9 août 1920 – Le Suisse Marcel Nappez invente (involontairement) l’alaquage en montagne


L’année 1920 marque un certain retour à la vie normale en Europe. C’est tout particulièrement vrai pour ce qui concerne le domaine aéronautique dans les Alpes, chaîne de montagne dans laquelle les exploits aériens s’enchaînent. Dans ce contexte, il n’est pas rare de voir des avions suisses s’aventurer tout prêt du mont Blanc. Certaines de ces incursions ne sont pas anodines. Ainsi, Marcel NAPPEZ explore le massif des aiguilles Rouges et tombe en panne… avec son hydravion. Pas facile de poser un tel appareil lorsque le relief manque de neige. Pour en savoir plus, référons-nous à l’article du Suisse Jean SESIANO, Professeur retraité en Sciences de la Terre et de l’Environnement, Université de Genève, publié dans le n° 49 de la revue de l’UNIGE en 2016…

« 1920 : anecdote d’alpage. Un hydravion suisse en perdition au lac d’Anterne

Début août 1920, la Blécherette, aéroport de Lausanne, lance une campagne de promotion pour des vols en avion ou hydravion vers des sommets des Alpes, et ceci au prix de 150 Fr, évidemment des francs suisses de 1920, soit environ 2 500 à 3 000 Fr de 2016 ! Autant dire que ce n’est pas à la portée du citoyen lambda… Le lundi 9 août 1920, dans ce cadre, après une révision complète aux aurores, un appareil s’envole du port d’Ouchy, sur le Léman, pour un vol de plaisance vers le mont Blanc.

Il est piloté par Marcel Nappez, 24 ans, ancien chef-pilote d’école, accompagné de M. Bourgeois et E. Debétaz. Quant à l’aéronef, il s’agit d’un hydravion biplan Macchi M3, produit à Varese (Italie), une copie améliorée d’un appareil austro-hongrois de type Lohner, capturé durant la première guerre mondiale. Avec une envergure de 16,20 m, une longueur de 19,26 m et une hauteur de 3,85 m, la surface des ailes s’étendait sur 53 m² pour un poids à vide de 1 150 kg. L’avion atteignait 105 km/h au maximum, son rayon d’action étant de 600 km avec un plafond en croisière de 2 500 m. Enfin, il était équipé d’un moteur Austro-Daimler de 160 CV (120 kW).

« ALAQUAGE » EN URGENCE

L’avion prend la direction du Valais, puis vire au-dessus de Martigny en direction du mont Blanc, tout en prenant assez difficilement de l’altitude. Le temps est parfait et la vue magnifique. Il survole Chamonix quand M. Debétaz demande de virer vers le Brévent pour prendre la direction de Samoëns puis de Thonon. Le moteur commence alors à avoir des ratés, tout en faiblissant à vue d’œil. Et le pilote de crier à son passager : « Il me faut de l’eau ». En désespoir de cause, il songe alors à se poser sur l’Arve, malgré son régime torrentiel, voire dans un champ aux environs du Fayet, avec peut-être une culbute fatale à la clef.

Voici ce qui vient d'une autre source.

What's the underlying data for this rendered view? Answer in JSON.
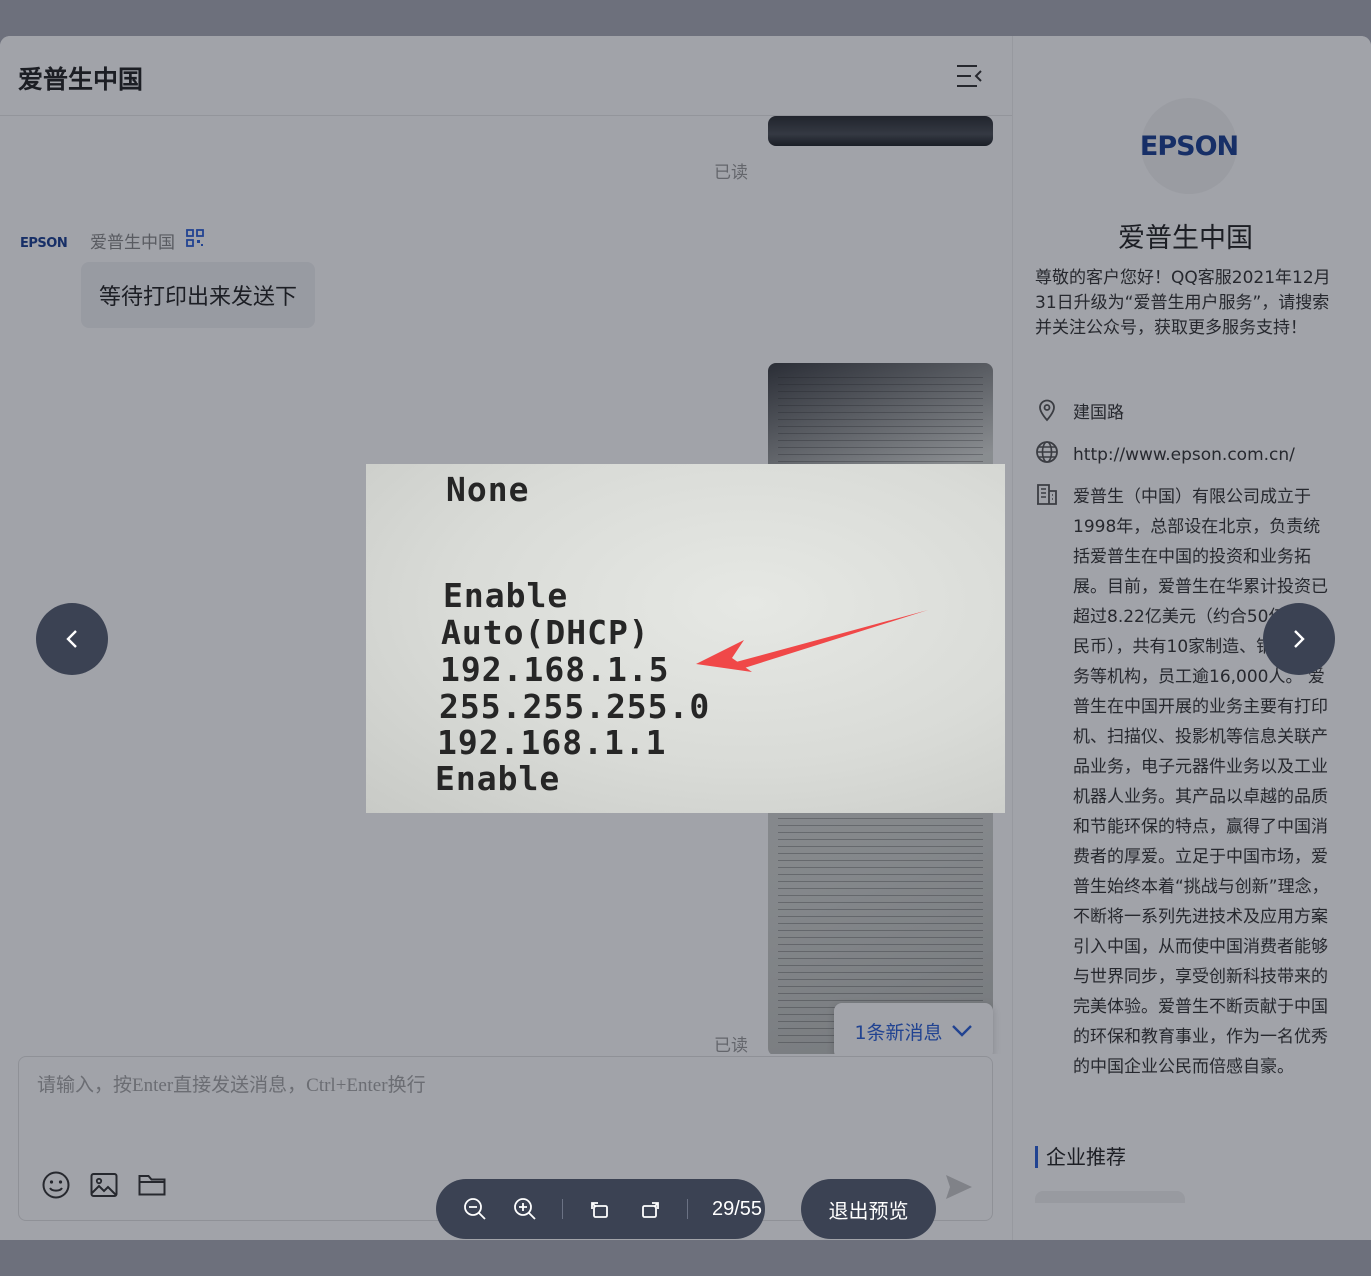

À cet instant, son passager lui indique un petit plan d’eau au pied d’une impressionnante paroi : il s’agit du lac d’Anterne. Nappez pique droit vers cette paroi des Fiz, dont la Tête à l’Âne culmine à 2 804 m, effectue un virage sur l’aile jusqu’à frôler le rocher, plonge de 500 m, se retrouve en aval de l’exutoire souterrain du lac, quelques mètres sous ce seuil rocheux. Il redonne un coup d’allumage, effectuant « un saut de truite » qui le dépose de l’autre côté, sur le plan d’eau. Sur sa lancée, l’appareil vient s’échouer sur la rive opposée, à l’est. Elle est formée à cet endroit de sédiments fins et noirâtres, en pente très douce. Cet « alaquage » du lundi 9 août 1920 est un coup de maître pour le pilote.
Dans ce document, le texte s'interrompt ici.